Near Villages and Settlements
Medieval villages in KCD2 often have herb gardens or cultivated patches near their outskirts. Some settlements will have comfrey growing semi-wild nearby, especially in the softer soil around garden plots. Don't overlook the edges of farmland — the transition zone between a village's cultivated areas and the surrounding wilderness can be surprisingly productive.
Apothecaries and Merchants
If foraging isn't producing results quickly enough, apothecaries (herbalists and alchemists found in larger towns) carry comfrey as a purchasable ingredient. This is the most reliable fallback when you need it for a specific potion recipe and can't wait for a foraging run. Prices vary, and stock refreshes on an in-game timer, so checking back after several in-game days can yield more supply.
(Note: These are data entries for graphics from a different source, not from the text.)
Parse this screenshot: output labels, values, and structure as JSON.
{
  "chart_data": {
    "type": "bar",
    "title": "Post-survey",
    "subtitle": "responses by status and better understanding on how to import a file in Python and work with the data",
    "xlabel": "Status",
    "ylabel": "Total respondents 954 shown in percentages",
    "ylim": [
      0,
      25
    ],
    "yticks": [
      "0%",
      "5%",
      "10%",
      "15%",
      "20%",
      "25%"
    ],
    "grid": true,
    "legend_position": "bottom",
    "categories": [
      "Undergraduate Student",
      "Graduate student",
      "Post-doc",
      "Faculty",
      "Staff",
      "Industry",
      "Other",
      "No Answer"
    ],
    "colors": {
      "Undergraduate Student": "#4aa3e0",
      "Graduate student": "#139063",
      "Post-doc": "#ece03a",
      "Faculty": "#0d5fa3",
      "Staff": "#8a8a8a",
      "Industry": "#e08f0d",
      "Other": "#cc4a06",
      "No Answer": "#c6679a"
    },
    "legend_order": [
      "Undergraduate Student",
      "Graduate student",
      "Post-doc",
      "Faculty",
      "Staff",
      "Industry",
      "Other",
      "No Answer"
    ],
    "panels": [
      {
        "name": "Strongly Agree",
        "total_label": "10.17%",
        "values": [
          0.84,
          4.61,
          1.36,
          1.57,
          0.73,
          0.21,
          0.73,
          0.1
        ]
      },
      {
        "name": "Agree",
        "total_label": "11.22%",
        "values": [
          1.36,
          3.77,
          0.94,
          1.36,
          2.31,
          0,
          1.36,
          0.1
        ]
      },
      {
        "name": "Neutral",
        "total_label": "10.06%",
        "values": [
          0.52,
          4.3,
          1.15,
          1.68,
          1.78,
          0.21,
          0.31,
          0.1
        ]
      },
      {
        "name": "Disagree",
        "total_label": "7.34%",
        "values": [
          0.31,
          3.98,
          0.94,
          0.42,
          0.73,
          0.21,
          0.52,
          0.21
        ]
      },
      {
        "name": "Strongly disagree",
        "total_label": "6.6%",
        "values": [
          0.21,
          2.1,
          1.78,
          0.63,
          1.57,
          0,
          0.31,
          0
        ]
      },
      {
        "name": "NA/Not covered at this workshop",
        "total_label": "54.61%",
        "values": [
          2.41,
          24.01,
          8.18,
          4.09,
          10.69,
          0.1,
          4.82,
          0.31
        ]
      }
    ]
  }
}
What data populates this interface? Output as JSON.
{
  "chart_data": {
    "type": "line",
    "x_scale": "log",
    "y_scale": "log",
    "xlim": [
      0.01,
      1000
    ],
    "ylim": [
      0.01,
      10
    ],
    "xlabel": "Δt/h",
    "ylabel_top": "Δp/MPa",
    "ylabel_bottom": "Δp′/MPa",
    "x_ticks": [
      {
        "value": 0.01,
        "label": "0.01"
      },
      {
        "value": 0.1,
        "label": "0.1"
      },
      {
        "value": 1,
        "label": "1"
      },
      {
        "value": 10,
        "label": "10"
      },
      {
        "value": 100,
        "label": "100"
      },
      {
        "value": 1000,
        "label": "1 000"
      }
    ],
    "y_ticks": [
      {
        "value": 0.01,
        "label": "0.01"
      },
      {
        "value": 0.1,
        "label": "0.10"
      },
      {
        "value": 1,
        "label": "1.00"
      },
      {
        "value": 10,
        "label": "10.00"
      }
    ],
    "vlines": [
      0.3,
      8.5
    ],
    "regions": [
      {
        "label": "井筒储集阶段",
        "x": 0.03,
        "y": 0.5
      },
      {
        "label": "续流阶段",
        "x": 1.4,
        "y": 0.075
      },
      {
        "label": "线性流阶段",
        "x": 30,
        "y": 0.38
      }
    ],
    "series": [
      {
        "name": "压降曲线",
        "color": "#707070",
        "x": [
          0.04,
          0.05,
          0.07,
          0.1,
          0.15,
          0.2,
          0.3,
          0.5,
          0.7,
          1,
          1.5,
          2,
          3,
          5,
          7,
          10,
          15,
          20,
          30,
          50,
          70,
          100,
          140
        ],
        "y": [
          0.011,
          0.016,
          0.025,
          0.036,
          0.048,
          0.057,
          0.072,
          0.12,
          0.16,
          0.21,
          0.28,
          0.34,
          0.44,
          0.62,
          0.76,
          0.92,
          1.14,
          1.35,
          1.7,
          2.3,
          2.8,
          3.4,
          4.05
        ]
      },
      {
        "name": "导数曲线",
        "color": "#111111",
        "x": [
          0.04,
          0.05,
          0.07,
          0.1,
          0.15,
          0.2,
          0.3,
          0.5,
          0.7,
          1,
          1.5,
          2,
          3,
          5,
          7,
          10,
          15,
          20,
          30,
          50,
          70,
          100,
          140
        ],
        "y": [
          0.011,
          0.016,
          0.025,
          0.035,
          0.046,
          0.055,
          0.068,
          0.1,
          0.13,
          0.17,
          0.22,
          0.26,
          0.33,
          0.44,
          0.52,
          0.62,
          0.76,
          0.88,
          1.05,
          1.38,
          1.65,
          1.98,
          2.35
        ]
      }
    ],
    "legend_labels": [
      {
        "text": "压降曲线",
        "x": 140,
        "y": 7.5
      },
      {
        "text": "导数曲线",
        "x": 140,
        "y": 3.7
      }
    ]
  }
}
How the Herb System Works in KCD2
Understanding the underlying system helps you forage more efficiently:
Respawn timers: Herbs in KCD2 don't respawn instantly. Once an area is stripped, you'll need to wait several in-game days before the same patches regrow. Rotating between two or three reliable locations is more efficient than farming a single spot repeatedly.
Time of day and visibility: Foraging during daytime with good light makes visual identification significantly easier. The game doesn't penalize herb quality based on time of day, but the practical challenge of spotting ground-level plants in low light is real.
Herbalism skill: In KCD2, as in its predecessor, Henry's herbalism proficiency affects yield. Higher skill levels increase the amount gathered per plant and can improve the chance of finding higher-quality specimens. Investing in this skill early pays off if alchemy is central to your playstyle.
Map markers and discovered locations: Once you've found a productive herb patch, the game may allow you to mark it. Using the in-game map actively — and noting terrain features near productive zones — helps you build a personal foraging circuit.
Variables That Affect Your Foraging Results
| Variable | How It Affects Comfrey Availability |
|---|---|
| Herbalism skill level | Higher skill = more yield per gather |
| Region explored | Some map areas are richer in this herb than others |
| Time since last harvest | Respawn timers reset availability in known spots |
| Merchant stock cycles | Apothecary inventory refreshes over in-game days |
| Quest stage | Certain story stages open new map areas with more herb zones |
Different Player Approaches Lead to Different Results 🗺️
A player focused on combat and questing who rarely forages will probably find buying from merchants the most practical solution — the gold cost is manageable and it removes the time investment of dedicated herb runs.
A player building an alchemy-heavy playthrough who regularly crafts potions will benefit more from establishing a foraging circuit through reliable terrain zones, leveling herbalism early, and supplementing with merchant purchases only for shortfalls.
Players still in early game areas with limited map access may find comfrey scarcer simply because the most herb-rich regions haven't been unlocked yet. Progression through the main story opens terrain that tends to be more biodiverse.
The herb's relative abundance also depends on how thoroughly previous sessions have stripped known locations — a player revisiting areas they farmed hours ago will find different results than one exploring a fresh zone.
Reading the Terrain Is the Real Skill
The players who find comfrey consistently in KCD2 aren't following a rigid list of GPS coordinates — they're learning to read the environment the game has built. Wet ground, woodland edges, settlement peripheries, and riverside terrain are the pattern. Once that pattern is internalized, the herb stops feeling elusive.
Whether foraging fits naturally into how you're playing the game — or whether merchant purchasing is the more practical path for your current playthrough stage — depends on factors specific to where you are in the story, how you've built Henry, and how much of the map you've opened up so far.